Alex Hales cultivates a healthy aversion to failure

Photo by Sarah Ansell

Photo by Sarah Ansell

If you were starring in Voyage to the Bottom of the Sea and needed to act in a scene where the submarine grounded on the seabed or was attacked by some sort of leviathan, there was only one way to do it. You and the rest of the cast ran back and forth across the set as if you were being thrown about inside the vessel.

You ran to the left. And then you ran to the right. Those old school special effects. Were surprisingly entertaining.

England’s 50-over batsmen seem similarly scornful of the middle ground. A year ago, they feared failure and sank, paralysed. Now they seem to have pushed off and run over to the other side of the set.

The whole playing-positively-with-little-regard-for-the-consequences approach is certainly better than what preceded it, but they do at times appear to have rebounded too far. Cheerleaders for positivity they may be, but believing it to be the answer to everything in all scenarios is nought but delusion.

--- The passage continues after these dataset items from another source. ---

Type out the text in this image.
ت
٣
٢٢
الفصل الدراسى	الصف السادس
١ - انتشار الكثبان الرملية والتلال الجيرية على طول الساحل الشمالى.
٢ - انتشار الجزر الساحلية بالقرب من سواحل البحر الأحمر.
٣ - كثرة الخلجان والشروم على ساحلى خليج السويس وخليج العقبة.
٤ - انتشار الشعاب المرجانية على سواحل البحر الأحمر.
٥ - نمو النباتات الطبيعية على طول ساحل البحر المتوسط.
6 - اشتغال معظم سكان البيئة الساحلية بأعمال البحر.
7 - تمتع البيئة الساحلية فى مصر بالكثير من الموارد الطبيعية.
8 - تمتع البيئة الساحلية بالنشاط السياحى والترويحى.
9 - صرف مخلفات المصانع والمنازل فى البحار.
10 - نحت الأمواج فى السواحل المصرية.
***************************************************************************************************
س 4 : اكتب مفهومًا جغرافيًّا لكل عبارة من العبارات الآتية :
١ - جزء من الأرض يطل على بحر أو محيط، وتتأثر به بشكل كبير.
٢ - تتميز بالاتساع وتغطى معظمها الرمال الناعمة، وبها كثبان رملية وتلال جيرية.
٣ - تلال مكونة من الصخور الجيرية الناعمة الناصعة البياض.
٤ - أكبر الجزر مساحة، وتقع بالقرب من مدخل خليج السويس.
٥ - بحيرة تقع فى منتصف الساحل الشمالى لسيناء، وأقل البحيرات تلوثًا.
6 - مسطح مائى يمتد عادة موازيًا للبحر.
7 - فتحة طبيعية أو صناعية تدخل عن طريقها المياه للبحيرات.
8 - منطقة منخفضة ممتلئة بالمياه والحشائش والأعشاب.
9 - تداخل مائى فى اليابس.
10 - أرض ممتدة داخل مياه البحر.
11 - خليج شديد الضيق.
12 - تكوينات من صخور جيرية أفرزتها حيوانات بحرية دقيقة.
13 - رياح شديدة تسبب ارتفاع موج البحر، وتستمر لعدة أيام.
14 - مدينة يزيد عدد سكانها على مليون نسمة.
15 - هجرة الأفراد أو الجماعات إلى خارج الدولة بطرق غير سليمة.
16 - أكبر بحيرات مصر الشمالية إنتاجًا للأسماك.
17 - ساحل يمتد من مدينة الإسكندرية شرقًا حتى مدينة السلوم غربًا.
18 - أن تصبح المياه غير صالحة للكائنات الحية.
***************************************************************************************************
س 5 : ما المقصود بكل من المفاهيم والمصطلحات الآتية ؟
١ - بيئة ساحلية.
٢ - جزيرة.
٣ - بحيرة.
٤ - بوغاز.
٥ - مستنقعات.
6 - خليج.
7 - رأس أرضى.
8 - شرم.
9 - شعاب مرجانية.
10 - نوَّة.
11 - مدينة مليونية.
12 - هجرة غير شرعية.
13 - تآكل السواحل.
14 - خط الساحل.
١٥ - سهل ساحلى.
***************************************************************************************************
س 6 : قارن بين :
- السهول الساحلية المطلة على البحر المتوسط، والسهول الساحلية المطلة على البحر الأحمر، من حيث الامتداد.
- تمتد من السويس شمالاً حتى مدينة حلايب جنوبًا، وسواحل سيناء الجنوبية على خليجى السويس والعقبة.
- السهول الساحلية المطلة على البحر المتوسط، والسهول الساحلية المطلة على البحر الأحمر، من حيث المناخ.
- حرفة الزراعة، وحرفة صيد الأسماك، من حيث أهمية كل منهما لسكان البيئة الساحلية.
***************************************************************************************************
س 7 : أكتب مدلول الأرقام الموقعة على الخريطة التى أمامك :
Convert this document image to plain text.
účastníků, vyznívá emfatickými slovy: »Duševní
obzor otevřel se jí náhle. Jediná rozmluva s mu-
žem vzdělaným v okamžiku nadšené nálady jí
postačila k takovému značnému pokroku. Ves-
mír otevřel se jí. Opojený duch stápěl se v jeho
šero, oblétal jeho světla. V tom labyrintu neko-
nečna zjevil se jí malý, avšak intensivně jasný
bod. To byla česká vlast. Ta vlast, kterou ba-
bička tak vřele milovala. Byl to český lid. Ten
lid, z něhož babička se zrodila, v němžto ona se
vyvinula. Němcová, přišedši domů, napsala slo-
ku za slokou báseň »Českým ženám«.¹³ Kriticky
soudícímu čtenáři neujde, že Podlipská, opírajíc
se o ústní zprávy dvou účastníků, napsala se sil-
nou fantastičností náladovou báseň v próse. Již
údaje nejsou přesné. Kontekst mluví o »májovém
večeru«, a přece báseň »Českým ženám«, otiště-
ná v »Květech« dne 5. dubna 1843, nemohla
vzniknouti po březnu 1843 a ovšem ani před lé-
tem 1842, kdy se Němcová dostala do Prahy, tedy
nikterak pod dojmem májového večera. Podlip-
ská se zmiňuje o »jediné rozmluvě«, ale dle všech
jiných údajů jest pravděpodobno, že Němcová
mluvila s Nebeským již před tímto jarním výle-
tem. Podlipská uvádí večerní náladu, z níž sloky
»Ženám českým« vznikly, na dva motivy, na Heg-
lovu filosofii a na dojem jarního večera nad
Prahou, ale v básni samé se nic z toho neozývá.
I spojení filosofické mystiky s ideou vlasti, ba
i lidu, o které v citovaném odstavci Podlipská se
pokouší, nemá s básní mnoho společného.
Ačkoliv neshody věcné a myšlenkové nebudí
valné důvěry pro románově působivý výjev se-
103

The players may well tell themselves that they’d sooner be all out for 200 shooting for 400 than making 260 only to discover that isn’t enough – but it isn’t that simple. Sometimes 260 is enough and you know it’s enough and you could have got there if you hadn’t been quite so monomaniacal about playing with no fear of failure.

Tempering positivity doesn’t equate to abandoning it. Of course fear of failure is counterproductive, but a healthy aversion to it needn’t be.

Alex Hales appears to be one player who is increasingly immersing himself in the waters of flexibility. The strike-rate may have sunk a little, but the run count has soared.

As far as Hales’ team-mates are concerned, the moral of the story is that the Gavaskar-Afridi spectrum has a broad middle and a couple of small steps in Jonathan Trott’s direction isn’t necessarily a crime.